Consider a $n$-dim real vector space $A$ (say $\mathbb{R}^n$), and there exists a collection of $n$ vectors $\{v_1,...,v_n\}$ such that it spans a dense subset of $A$.
I am wondering if this collection of vectors forms a basis of $A$? (It seems it is true, but I cannot prove it)
Thanks in advance.
Really thanks @Guillermo García Sáez for pointing out the topology and @AnneBauval for providing answer!
It is indeed a basis since "in $\mathbb{R}^n$ with its usual topology, any subspace is closed".

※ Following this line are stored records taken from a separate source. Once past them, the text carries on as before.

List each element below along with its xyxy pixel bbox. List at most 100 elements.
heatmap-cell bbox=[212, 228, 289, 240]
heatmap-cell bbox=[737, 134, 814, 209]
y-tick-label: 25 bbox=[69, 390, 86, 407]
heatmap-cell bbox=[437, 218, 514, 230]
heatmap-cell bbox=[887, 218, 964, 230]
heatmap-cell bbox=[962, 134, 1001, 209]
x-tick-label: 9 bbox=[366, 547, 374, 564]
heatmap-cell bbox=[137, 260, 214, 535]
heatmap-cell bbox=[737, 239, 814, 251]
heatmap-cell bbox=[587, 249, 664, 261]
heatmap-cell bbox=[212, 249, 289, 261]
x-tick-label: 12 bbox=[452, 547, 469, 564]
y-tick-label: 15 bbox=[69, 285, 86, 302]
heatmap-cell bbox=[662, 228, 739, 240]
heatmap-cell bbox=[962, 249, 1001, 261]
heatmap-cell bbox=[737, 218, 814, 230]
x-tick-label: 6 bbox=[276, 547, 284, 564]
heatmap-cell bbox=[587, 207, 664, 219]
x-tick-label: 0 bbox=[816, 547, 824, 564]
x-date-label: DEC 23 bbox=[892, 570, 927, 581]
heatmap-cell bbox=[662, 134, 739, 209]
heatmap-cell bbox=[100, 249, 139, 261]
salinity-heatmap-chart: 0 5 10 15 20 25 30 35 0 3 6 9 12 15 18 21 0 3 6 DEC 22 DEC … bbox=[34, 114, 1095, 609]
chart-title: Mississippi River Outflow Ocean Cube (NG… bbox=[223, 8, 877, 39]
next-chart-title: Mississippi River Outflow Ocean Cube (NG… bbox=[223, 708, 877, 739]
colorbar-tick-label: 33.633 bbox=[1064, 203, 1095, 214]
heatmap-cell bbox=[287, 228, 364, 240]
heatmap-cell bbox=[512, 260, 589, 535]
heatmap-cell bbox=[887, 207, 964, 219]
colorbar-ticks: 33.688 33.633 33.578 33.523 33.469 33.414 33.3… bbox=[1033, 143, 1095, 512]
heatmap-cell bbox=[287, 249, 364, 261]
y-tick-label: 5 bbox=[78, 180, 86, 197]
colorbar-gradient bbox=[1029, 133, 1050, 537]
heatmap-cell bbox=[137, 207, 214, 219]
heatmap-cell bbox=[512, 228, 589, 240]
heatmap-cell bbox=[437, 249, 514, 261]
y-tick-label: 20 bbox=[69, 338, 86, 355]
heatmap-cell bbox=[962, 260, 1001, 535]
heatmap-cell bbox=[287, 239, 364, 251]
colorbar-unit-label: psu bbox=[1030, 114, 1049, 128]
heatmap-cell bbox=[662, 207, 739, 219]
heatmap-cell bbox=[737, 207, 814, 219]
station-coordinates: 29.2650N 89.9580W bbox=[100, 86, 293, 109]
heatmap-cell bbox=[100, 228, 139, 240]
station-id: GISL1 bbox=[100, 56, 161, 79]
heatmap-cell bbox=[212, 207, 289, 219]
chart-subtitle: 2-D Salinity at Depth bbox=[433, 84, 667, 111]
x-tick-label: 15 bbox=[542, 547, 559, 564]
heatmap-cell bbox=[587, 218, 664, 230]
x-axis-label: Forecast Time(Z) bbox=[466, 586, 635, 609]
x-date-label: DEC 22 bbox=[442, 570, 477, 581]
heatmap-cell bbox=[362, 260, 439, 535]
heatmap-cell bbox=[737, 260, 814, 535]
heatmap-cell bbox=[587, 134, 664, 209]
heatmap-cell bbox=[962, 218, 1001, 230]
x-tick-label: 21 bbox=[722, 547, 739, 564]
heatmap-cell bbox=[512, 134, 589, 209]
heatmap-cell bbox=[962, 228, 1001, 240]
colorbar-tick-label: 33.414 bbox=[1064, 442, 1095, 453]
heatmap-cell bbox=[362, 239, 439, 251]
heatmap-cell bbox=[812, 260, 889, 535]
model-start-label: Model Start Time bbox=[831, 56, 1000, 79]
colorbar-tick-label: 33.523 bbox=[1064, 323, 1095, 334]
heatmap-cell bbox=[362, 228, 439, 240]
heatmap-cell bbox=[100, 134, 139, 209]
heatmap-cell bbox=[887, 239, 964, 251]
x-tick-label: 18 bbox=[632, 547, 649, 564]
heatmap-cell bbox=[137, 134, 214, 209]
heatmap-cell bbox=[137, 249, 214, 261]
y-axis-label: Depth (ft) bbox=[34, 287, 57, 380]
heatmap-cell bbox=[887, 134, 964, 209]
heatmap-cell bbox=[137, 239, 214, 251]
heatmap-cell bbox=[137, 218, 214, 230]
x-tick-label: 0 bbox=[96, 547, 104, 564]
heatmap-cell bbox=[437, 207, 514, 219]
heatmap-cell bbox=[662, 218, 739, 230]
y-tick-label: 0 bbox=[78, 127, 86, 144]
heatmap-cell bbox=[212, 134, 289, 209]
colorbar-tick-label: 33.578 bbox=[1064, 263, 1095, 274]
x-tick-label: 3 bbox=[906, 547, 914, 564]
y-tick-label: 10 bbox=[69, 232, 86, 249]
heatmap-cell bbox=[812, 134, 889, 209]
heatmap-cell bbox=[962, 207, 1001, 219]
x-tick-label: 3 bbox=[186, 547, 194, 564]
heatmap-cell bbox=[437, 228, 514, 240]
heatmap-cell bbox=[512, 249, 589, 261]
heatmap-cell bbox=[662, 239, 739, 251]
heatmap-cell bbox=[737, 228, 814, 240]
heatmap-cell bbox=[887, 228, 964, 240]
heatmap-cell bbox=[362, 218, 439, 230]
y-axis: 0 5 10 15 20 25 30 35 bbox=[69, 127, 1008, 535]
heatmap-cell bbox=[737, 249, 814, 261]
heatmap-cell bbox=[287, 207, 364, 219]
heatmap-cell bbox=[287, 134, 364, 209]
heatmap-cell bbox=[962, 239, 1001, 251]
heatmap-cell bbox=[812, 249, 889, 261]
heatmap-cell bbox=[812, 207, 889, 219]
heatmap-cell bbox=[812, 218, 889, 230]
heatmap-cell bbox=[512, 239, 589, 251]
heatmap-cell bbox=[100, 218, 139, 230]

$span\{v_1,...,v_n\}$ is a subspace and it is dense, so it in fact is the whole space $\mathbb{R}^n$.
===== Proof of the quoted statement =====
Suppose there is a subspace $S$ that is not closed, that means there exists a converging sequence of vectors in $S$ but the limit is not in $S$, i.e., $$\{u_k\}\subset S\to u, u\not\in S.$$ Since $S$ is a subspace (say $dim(S)=m\leq n$), we can write down the basis $\{b_1,...b_m\}$. Also note $u$ is linearly independent to $\{b_1,...b_m\}$, then $\{b_1,...b_m,u\}$ is linearly independent in $\mathbb{R}^n$.
Consider the subspace $S^*$ spanned by $\{b_1,...b_m,u\}$, and reconsider the above converging sequence $\{u_k\}\subset S^*$. Under the basis $\{b_1,...b_m,u\}$, $$u_k=(u_{k1},...,u_{km},0),$$ while, $$u=(0,...0,1).$$ Since $u_k\to u$, we have $u_{ki}\to0$ and $0\to1$ which is a contradiction.